I bet you think I’m making all this up. Give it some time. Getting old doesn’t happen overnight. Sooner or later, you’ll see.

14 thoughts on “WRITING SHORT: 46/50

  1. I love the term, “generic old person.” I strongly concur with (and approve of) the respective visual preferences you describe. The banking of the fires may take place on an individual schedule. I’m beginning to suspect that the fires begin to cool, at least, well before eighty.

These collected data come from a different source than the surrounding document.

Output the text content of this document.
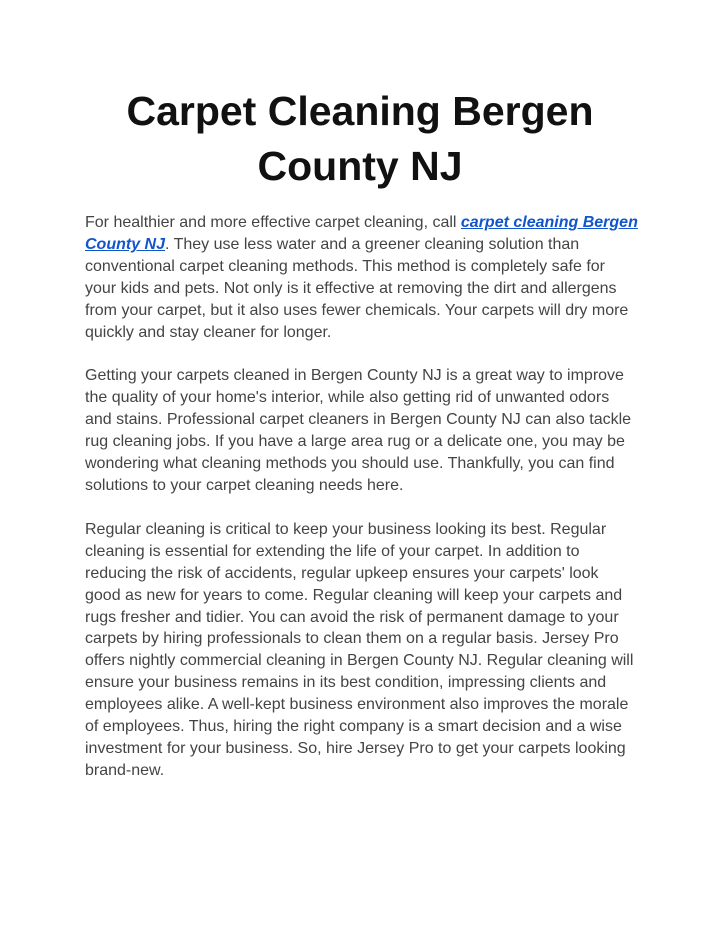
Carpet Cleaning Bergen County NJ

For healthier and more effective carpet cleaning, call carpet cleaning Bergen County NJ. They use less water and a greener cleaning solution than conventional carpet cleaning methods. This method is completely safe for your kids and pets. Not only is it effective at removing the dirt and allergens from your carpet, but it also uses fewer chemicals. Your carpets will dry more quickly and stay cleaner for longer.

Getting your carpets cleaned in Bergen County NJ is a great way to improve the quality of your home's interior, while also getting rid of unwanted odors and stains. Professional carpet cleaners in Bergen County NJ can also tackle rug cleaning jobs. If you have a large area rug or a delicate one, you may be wondering what cleaning methods you should use. Thankfully, you can find solutions to your carpet cleaning needs here.

Regular cleaning is critical to keep your business looking its best. Regular cleaning is essential for extending the life of your carpet. In addition to reducing the risk of accidents, regular upkeep ensures your carpets' look good as new for years to come. Regular cleaning will keep your carpets and rugs fresher and tidier. You can avoid the risk of permanent damage to your carpets by hiring professionals to clean them on a regular basis. Jersey Pro offers nightly commercial cleaning in Bergen County NJ. Regular cleaning will ensure your business remains in its best condition, impressing clients and employees alike. A well-kept business environment also improves the morale of employees. Thus, hiring the right company is a smart decision and a wise investment for your business. So, hire Jersey Pro to get your carpets looking brand-new.
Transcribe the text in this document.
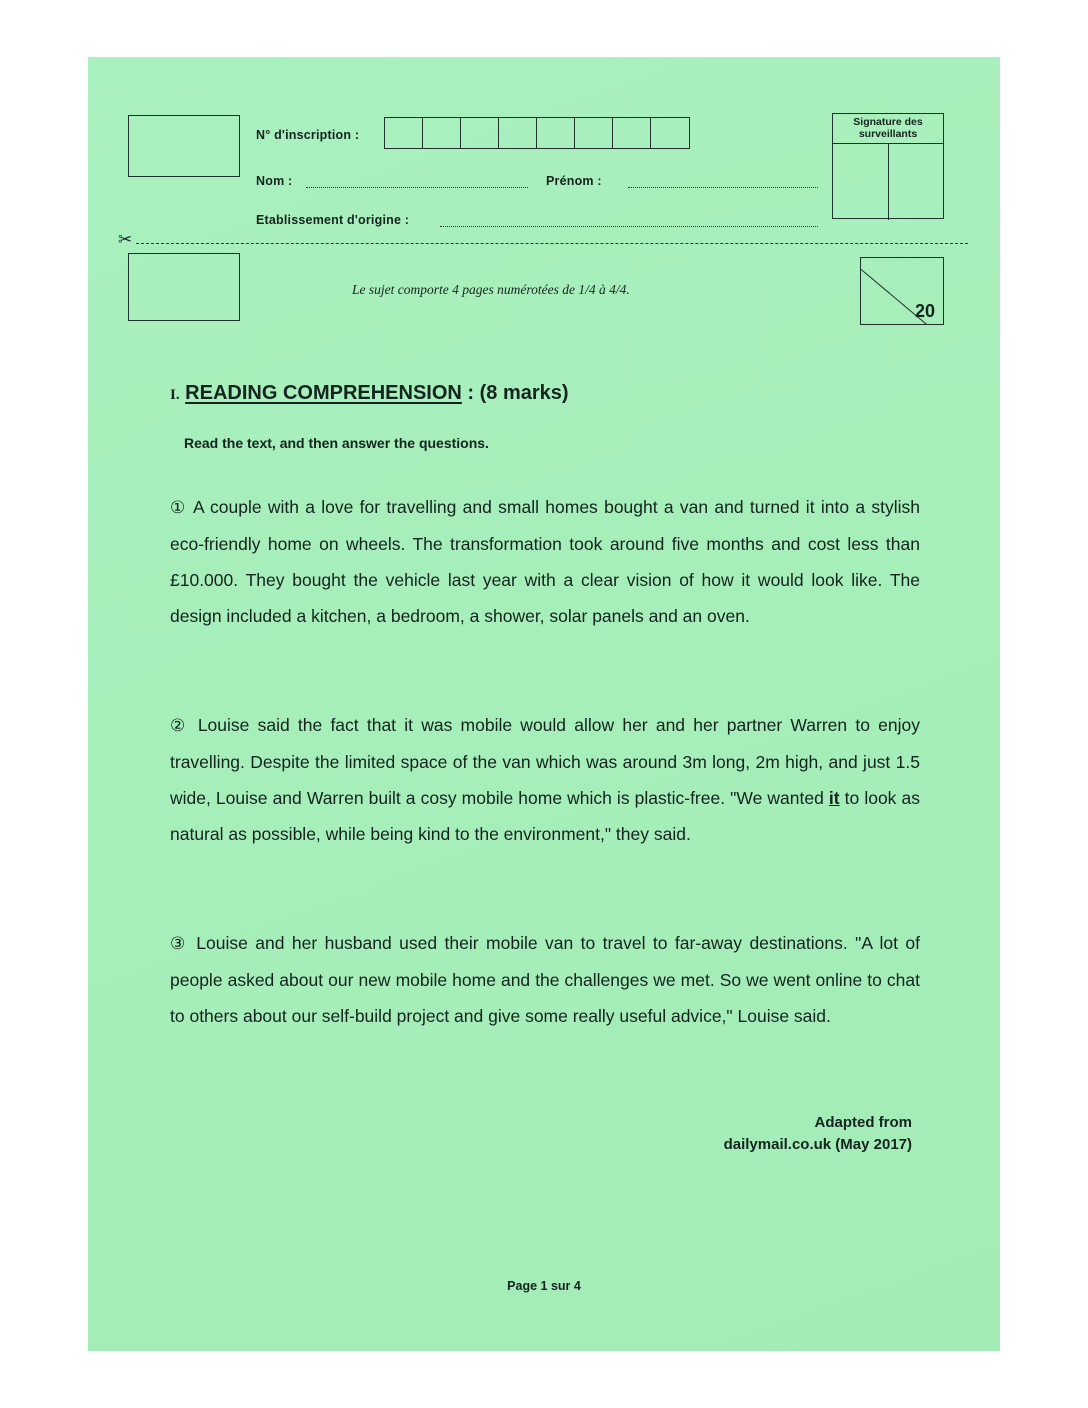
N° d'inscription :
Nom :	Prénom :
Etablissement d'origine :
Signature des
surveillants
✂
Le sujet comporte 4 pages numérotées de 1/4 à 4/4.
20
I. READING COMPREHENSION : (8 marks)
Read the text, and then answer the questions.
① A couple with a love for travelling and small homes bought a van and turned it into a stylish eco-friendly home on wheels. The transformation took around five months and cost less than £10.000. They bought the vehicle last year with a clear vision of how it would look like. The design included a kitchen, a bedroom, a shower, solar panels and an oven.
② Louise said the fact that it was mobile would allow her and her partner Warren to enjoy travelling. Despite the limited space of the van which was around 3m long, 2m high, and just 1.5 wide, Louise and Warren built a cosy mobile home which is plastic-free. "We wanted it to look as natural as possible, while being kind to the environment," they said.
③ Louise and her husband used their mobile van to travel to far-away destinations. "A lot of people asked about our new mobile home and the challenges we met. So we went online to chat to others about our self-build project and give some really useful advice," Louise said.
Adapted from
dailymail.co.uk (May 2017)
Page 1 sur 4
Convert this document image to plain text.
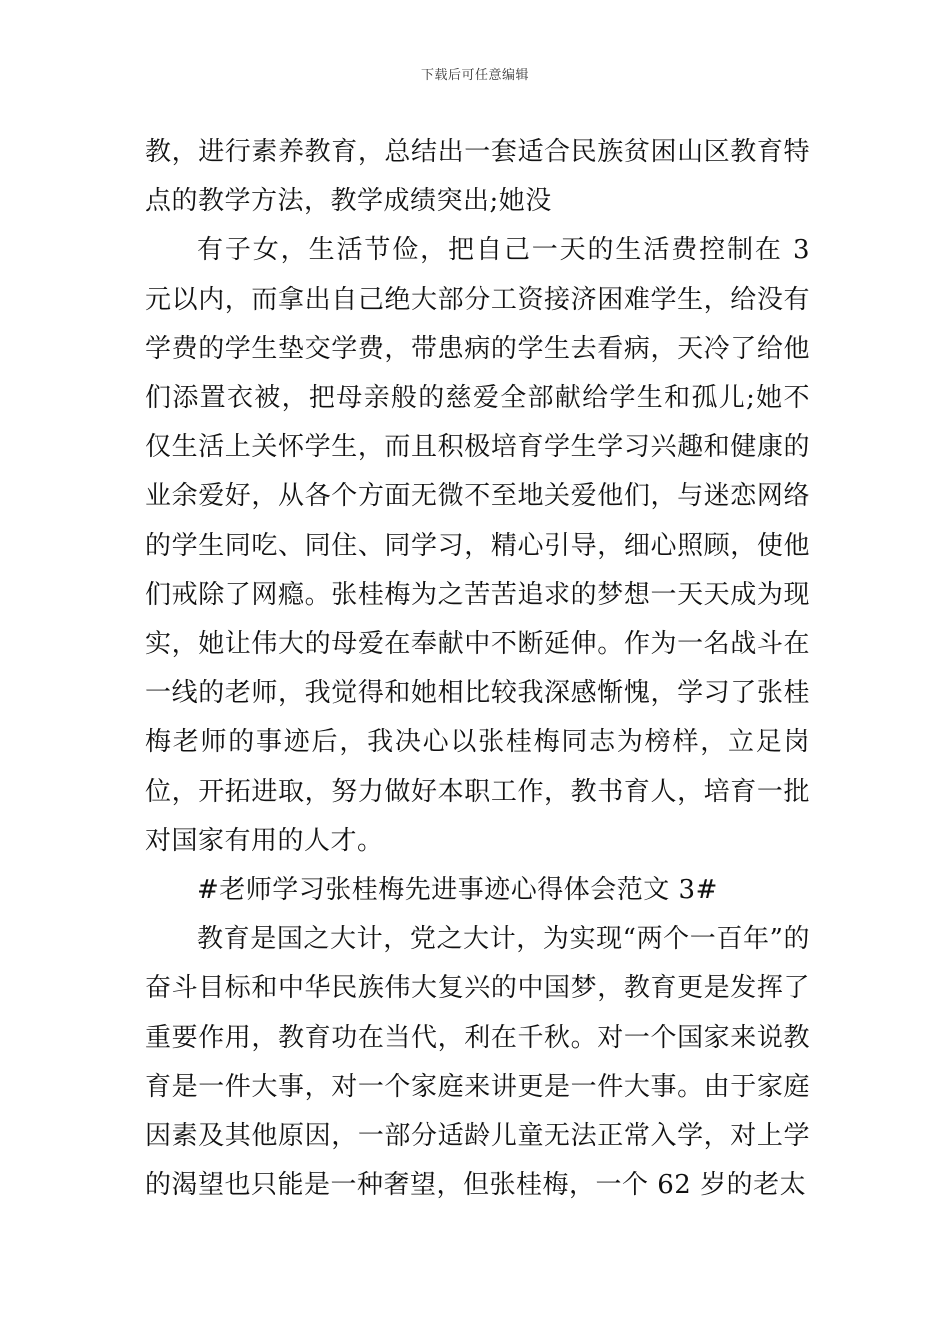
下载后可任意编辑

教，进行素养教育，总结出一套适合民族贫困山区教育特点的教学方法，教学成绩突出;她没

有子女，生活节俭，把自己一天的生活费控制在 3 元以内，而拿出自己绝大部分工资接济困难学生，给没有学费的学生垫交学费，带患病的学生去看病，天冷了给他们添置衣被，把母亲般的慈爱全部献给学生和孤儿;她不仅生活上关怀学生，而且积极培育学生学习兴趣和健康的业余爱好，从各个方面无微不至地关爱他们，与迷恋网络的学生同吃、同住、同学习，精心引导，细心照顾，使他们戒除了网瘾。张桂梅为之苦苦追求的梦想一天天成为现实，她让伟大的母爱在奉献中不断延伸。作为一名战斗在一线的老师，我觉得和她相比较我深感惭愧，学习了张桂梅老师的事迹后，我决心以张桂梅同志为榜样，立足岗位，开拓进取，努力做好本职工作，教书育人，培育一批对国家有用的人才。

#老师学习张桂梅先进事迹心得体会范文 3#

教育是国之大计，党之大计，为实现“两个一百年”的奋斗目标和中华民族伟大复兴的中国梦，教育更是发挥了重要作用，教育功在当代，利在千秋。对一个国家来说教育是一件大事，对一个家庭来讲更是一件大事。由于家庭因素及其他原因，一部分适龄儿童无法正常入学，对上学的渴望也只能是一种奢望，但张桂梅，一个 62 岁的老太
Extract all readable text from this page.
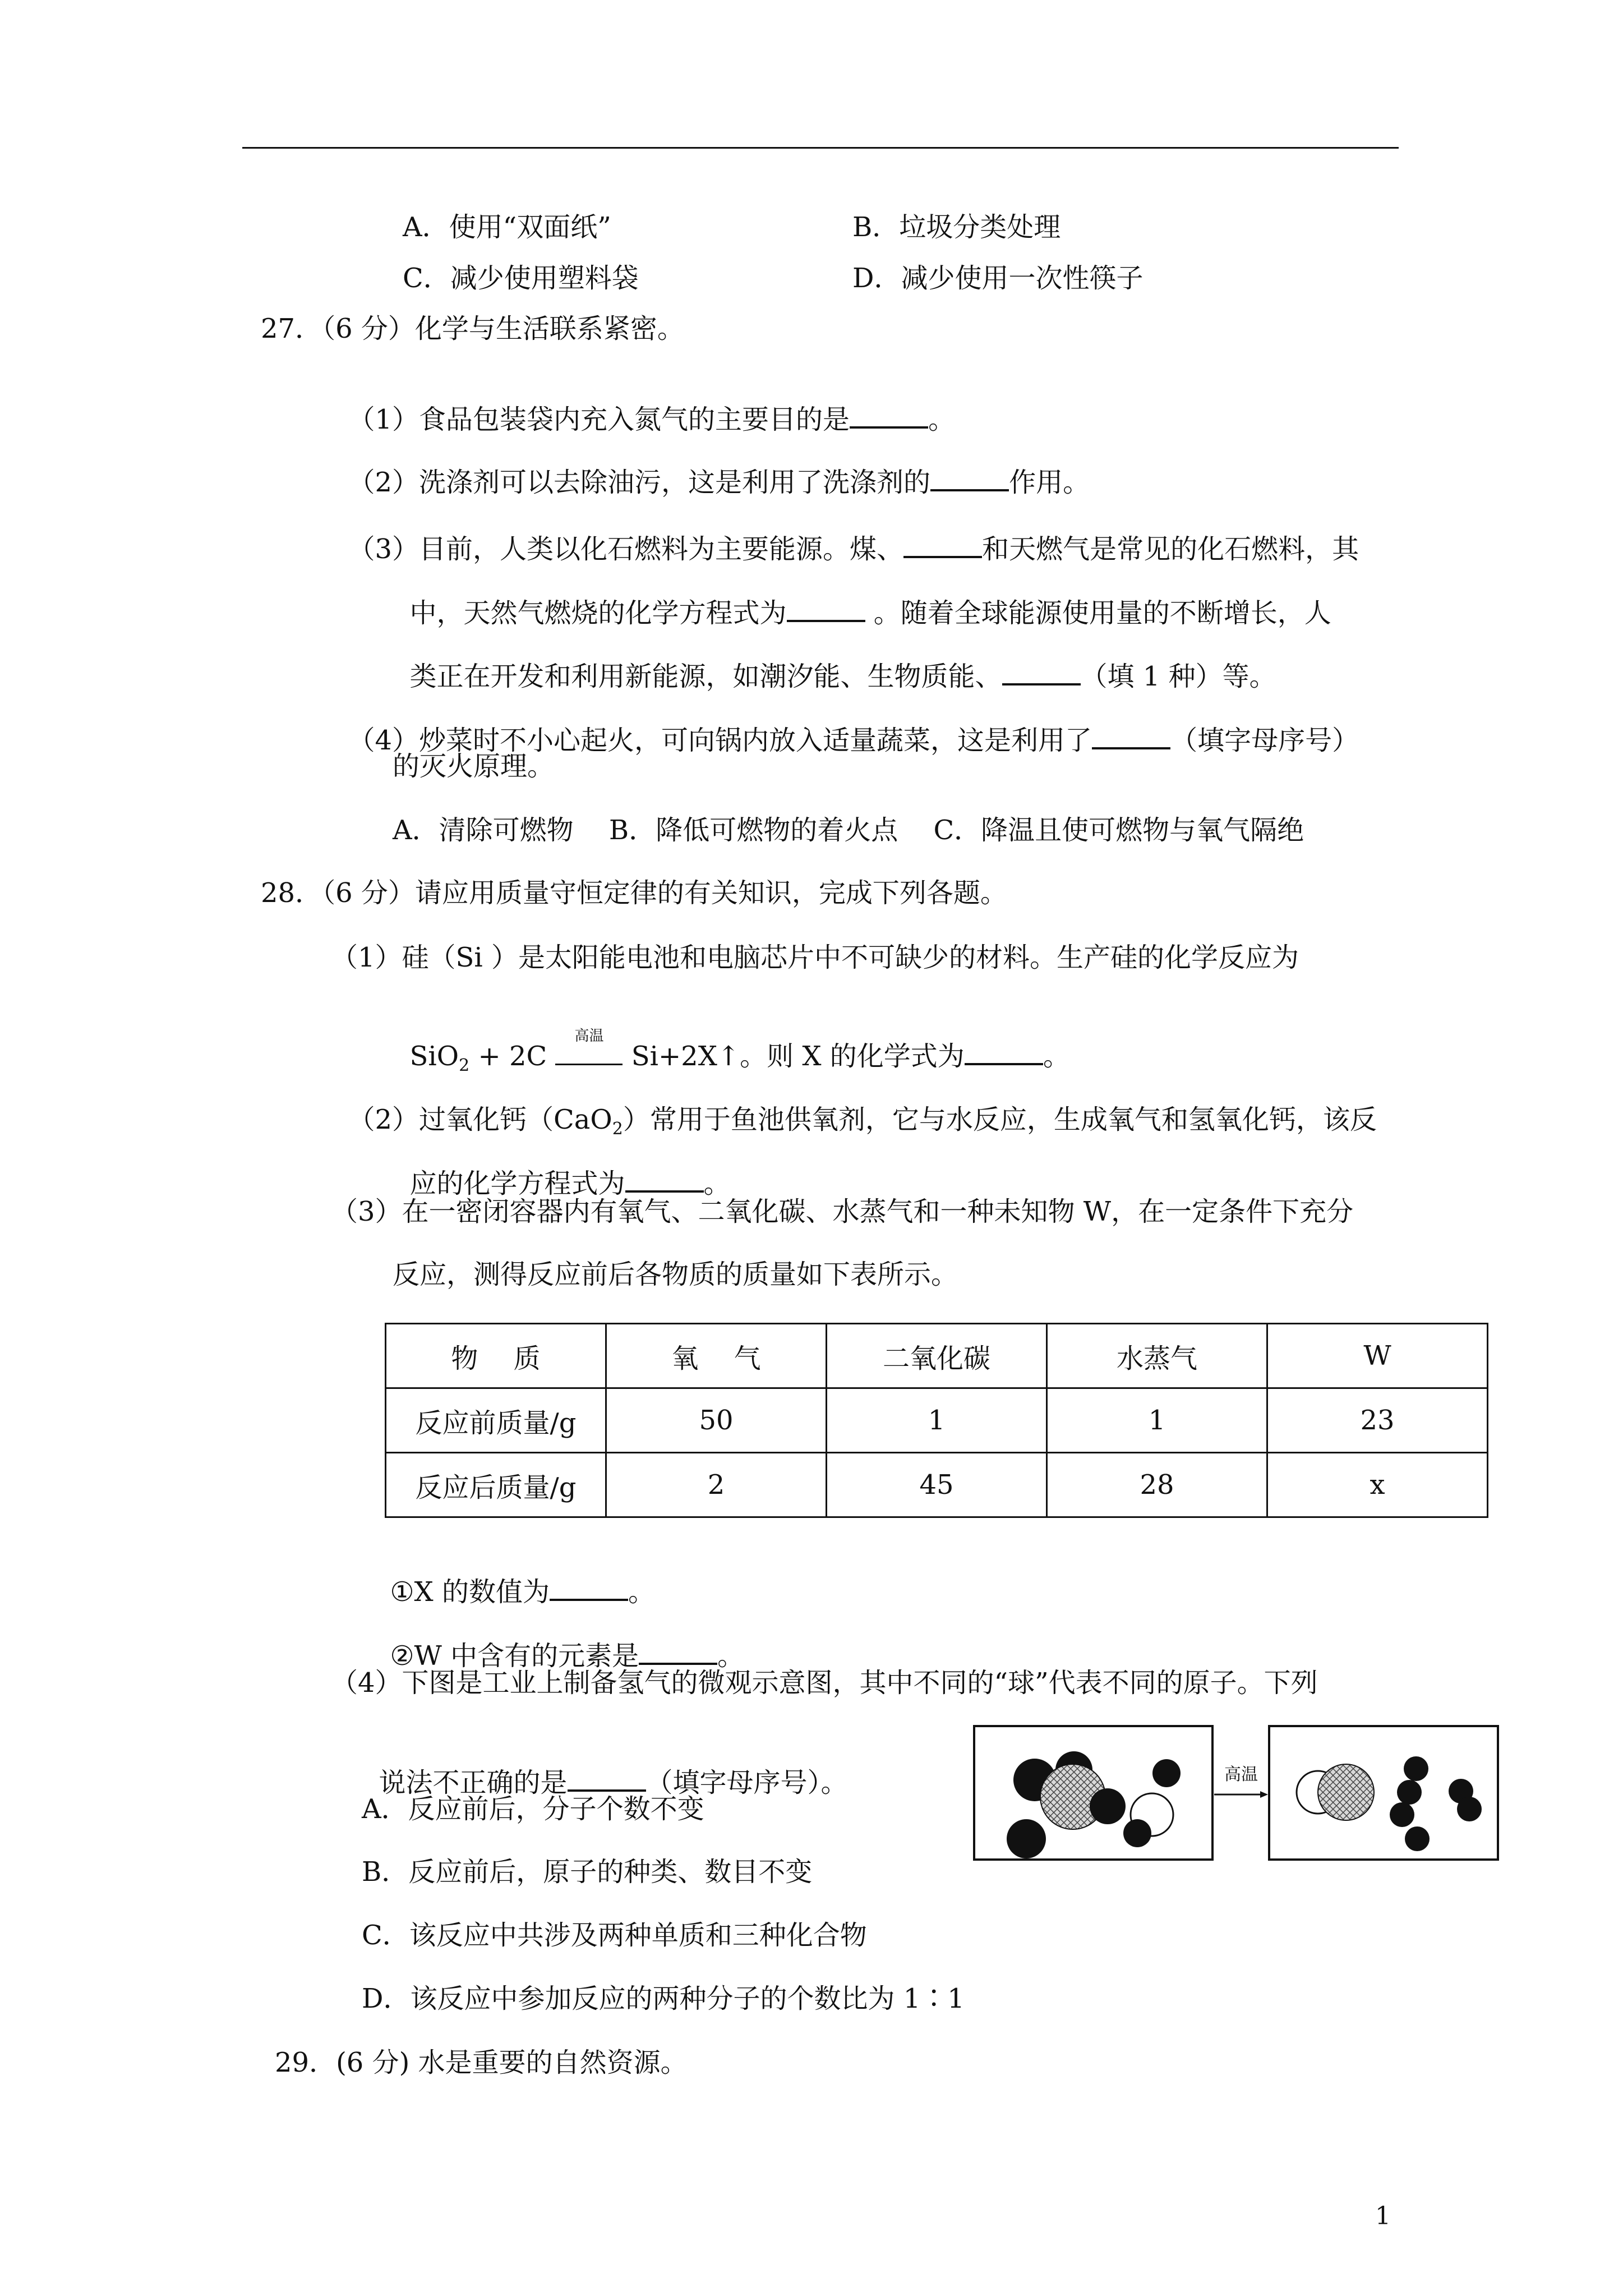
A．使用“双面纸”	B．垃圾分类处理
C．减少使用塑料袋	D．减少使用一次性筷子
27．（6 分）化学与生活联系紧密。

（1）食品包装袋内充入氮气的主要目的是	。

（2）洗涤剂可以去除油污，这是利用了洗涤剂的	作用。

（3）目前，人类以化石燃料为主要能源。煤、	和天燃气是常见的化石燃料，其

中，天然气燃烧的化学方程式为	。随着全球能源使用量的不断增长，人

类正在开发和利用新能源，如潮汐能、生物质能、	（填 1 种）等。

（4）炒菜时不小心起火，可向锅内放入适量蔬菜，这是利用了	（填字母序号）

的灭火原理。
A．清除可燃物　 B．降低可燃物的着火点　 C．降温且使可燃物与氧气隔绝
28．（6 分）请应用质量守恒定律的有关知识，完成下列各题。
（1）硅（Si ）是太阳能电池和电脑芯片中不可缺少的材料。生产硅的化学反应为

SiO$_2$ + 2C
高温
Si+2X↑。则 X 的化学式为	。

（2）过氧化钙（CaO$_2$）常用于鱼池供氧剂，它与水反应，生成氧气和氢氧化钙，该反

应的化学方程式为	。

（3）在一密闭容器内有氧气、二氧化碳、水蒸气和一种未知物 W，在一定条件下充分
反应，测得反应前后各物质的质量如下表所示。
物　 质	氧　 气	二氧化碳	水蒸气	W
反应前质量/g	50	1	1	23
反应后质量/g	2	45	28	x

①X 的数值为	。

②W 中含有的元素是	。

（4）下图是工业上制备氢气的微观示意图，其中不同的“球”代表不同的原子。下列

说法不正确的是	（填字母序号）。	高温
A．反应前后，分子个数不变
B．反应前后，原子的种类、数目不变
C．该反应中共涉及两种单质和三种化合物
D．该反应中参加反应的两种分子的个数比为 1∶1
29．(6 分) 水是重要的自然资源。
1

    The big difference between the genders as we age is that life expectancy is shorter for men. A pity that we can’t all live to happy old ages and slip peacefully away in our sleep.

    Liked by 1 person

  2. Chuckling here too,Nina. There is something to that Hungarian’s theory. We have melded our personalities quite a bit over the years, and some say , we even look a bit alike. Is that because we have been around each other so much, taking on mannerisms, or could it be that we were originally attracted to some version of ourselves years ago ?? I wonder. ☺

    Liked by 1 person

  3. Rita Stewart

    Well, I can honestly say that M and I are NOT alike, except perhaps in musical tastes and the people we like to befriend..however as octogenarians, these differences
    (and we are temperamentally different) still cause the
    fires to burn brightly……so viva la difference!